Navigating return to office policies requires an approach that takes into consideration the objectives of the organisation and the needs, physical emotional, financial and familial of its employees. Achieving an equitable balance in 2026 corporate return-to-office (RTO) policies requires moving away from one-size-fits-all mandates toward intentional, purpose-driven hybrid models. Equitable RTO policies focus on employee flexibility, mental health, and productivity, rather than simple surveillance of “butts-in-seats” and are characterised by a few critical success criteria: 

  • Purposeful Presence: Defining in-office days around specific activities that benefit from in-person interaction, such as brainstorming, team building, or onboarding, rather than daily routine tasks. 
  • Team-Driven Scheduling: Letting teams decide which days to work in the office. This ensures coworkers are present on the same days, eliminating the frustration of coming in only to attend virtual meetings. 

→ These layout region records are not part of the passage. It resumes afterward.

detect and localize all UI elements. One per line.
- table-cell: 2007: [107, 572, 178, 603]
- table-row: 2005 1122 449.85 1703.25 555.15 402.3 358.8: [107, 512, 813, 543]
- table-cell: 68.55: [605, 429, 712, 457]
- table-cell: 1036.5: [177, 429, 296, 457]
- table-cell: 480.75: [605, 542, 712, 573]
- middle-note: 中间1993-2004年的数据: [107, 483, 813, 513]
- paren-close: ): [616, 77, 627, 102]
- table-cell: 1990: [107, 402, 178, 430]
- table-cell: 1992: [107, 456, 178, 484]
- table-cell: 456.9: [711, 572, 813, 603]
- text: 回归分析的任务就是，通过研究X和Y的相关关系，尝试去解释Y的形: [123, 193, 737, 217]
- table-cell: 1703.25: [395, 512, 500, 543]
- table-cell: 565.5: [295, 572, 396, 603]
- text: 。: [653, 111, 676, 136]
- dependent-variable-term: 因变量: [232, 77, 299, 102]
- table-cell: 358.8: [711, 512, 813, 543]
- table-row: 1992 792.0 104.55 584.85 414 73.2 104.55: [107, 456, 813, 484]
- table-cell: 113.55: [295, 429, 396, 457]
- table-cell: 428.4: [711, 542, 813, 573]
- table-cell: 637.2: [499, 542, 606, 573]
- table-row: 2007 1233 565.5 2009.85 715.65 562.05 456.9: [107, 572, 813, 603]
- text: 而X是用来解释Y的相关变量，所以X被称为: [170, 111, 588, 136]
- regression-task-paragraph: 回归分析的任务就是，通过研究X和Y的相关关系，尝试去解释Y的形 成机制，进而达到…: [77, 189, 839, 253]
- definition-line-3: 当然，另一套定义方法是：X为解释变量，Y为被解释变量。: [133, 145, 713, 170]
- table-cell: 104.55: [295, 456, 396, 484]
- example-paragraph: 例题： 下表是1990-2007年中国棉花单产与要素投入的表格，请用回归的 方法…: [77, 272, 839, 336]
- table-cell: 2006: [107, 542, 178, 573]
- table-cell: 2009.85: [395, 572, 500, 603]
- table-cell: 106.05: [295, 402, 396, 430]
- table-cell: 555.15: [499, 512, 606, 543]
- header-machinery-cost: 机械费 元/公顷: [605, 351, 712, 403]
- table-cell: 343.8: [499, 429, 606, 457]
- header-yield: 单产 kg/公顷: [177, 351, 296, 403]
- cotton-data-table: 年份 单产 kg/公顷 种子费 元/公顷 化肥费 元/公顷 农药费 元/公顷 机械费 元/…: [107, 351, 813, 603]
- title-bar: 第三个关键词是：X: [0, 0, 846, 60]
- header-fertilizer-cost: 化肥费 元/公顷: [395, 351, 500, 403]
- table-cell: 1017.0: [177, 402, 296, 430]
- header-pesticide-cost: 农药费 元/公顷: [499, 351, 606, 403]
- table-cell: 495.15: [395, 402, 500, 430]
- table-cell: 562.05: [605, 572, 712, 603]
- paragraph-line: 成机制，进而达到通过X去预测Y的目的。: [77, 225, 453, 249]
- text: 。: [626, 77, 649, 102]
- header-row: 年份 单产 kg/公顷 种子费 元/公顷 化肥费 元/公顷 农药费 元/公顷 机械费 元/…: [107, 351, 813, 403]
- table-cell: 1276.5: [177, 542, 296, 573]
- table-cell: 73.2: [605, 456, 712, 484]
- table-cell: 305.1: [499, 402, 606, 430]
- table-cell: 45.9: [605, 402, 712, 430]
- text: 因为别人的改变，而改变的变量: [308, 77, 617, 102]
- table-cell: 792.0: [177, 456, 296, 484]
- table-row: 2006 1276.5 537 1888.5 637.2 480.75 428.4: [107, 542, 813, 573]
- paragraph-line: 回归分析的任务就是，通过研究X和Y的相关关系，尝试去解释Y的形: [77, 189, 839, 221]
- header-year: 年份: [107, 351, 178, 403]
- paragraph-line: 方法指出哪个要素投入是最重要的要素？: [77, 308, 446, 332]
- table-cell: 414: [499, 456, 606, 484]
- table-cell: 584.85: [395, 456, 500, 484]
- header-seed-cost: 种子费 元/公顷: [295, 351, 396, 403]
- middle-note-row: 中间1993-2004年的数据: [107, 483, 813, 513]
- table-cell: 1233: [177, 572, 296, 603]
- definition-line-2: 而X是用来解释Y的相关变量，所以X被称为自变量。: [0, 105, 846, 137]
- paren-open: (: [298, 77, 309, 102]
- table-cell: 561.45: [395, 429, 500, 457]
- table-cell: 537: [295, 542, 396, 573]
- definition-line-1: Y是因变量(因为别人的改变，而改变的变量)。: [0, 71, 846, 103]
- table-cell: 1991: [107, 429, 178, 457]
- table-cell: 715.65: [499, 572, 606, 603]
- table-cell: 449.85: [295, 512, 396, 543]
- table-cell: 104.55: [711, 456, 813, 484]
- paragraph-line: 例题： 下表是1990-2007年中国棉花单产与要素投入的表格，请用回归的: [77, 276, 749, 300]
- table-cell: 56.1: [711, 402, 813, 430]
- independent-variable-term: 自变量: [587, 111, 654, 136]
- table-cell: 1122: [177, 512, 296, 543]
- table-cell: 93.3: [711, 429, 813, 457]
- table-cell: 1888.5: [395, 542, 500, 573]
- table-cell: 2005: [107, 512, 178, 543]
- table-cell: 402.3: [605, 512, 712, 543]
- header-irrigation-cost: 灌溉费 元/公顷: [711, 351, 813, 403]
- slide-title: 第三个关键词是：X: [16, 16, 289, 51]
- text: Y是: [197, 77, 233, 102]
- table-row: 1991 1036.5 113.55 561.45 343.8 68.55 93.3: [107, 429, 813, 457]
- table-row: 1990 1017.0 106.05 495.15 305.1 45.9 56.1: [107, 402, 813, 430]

  • Case-by-Case Accommodations: Providing clear, transparent processes for exceptions, specifically for caregivers, employees with disabilities, or those with long commutes, to avoid discriminating against specific groups. 
  • Flexible “Core Hours”: Rather than mandating 9-to-5, establishing core collaboration hours (e.g., 10 am–3 pm) and allow staff to choose their location outside those hours to accommodate commuting or caregiving obligations.  
  • “Work from an Office, Not THE Office”: Support employees by allowing them to work from flexible, local satellite workspaces closer to their homes rather than requiring long commutes to a central HQ. 
  • Incentivize, Don’t Mandate: Make the office worth the commute by providing free meals, social events, or better collaboration tools. 
  • Voluntary “Anchor Days”: Use voluntary in-office programming like team-building events or “architecture weeks” to drive attendance, which 55% of companies with successful RTO plans use.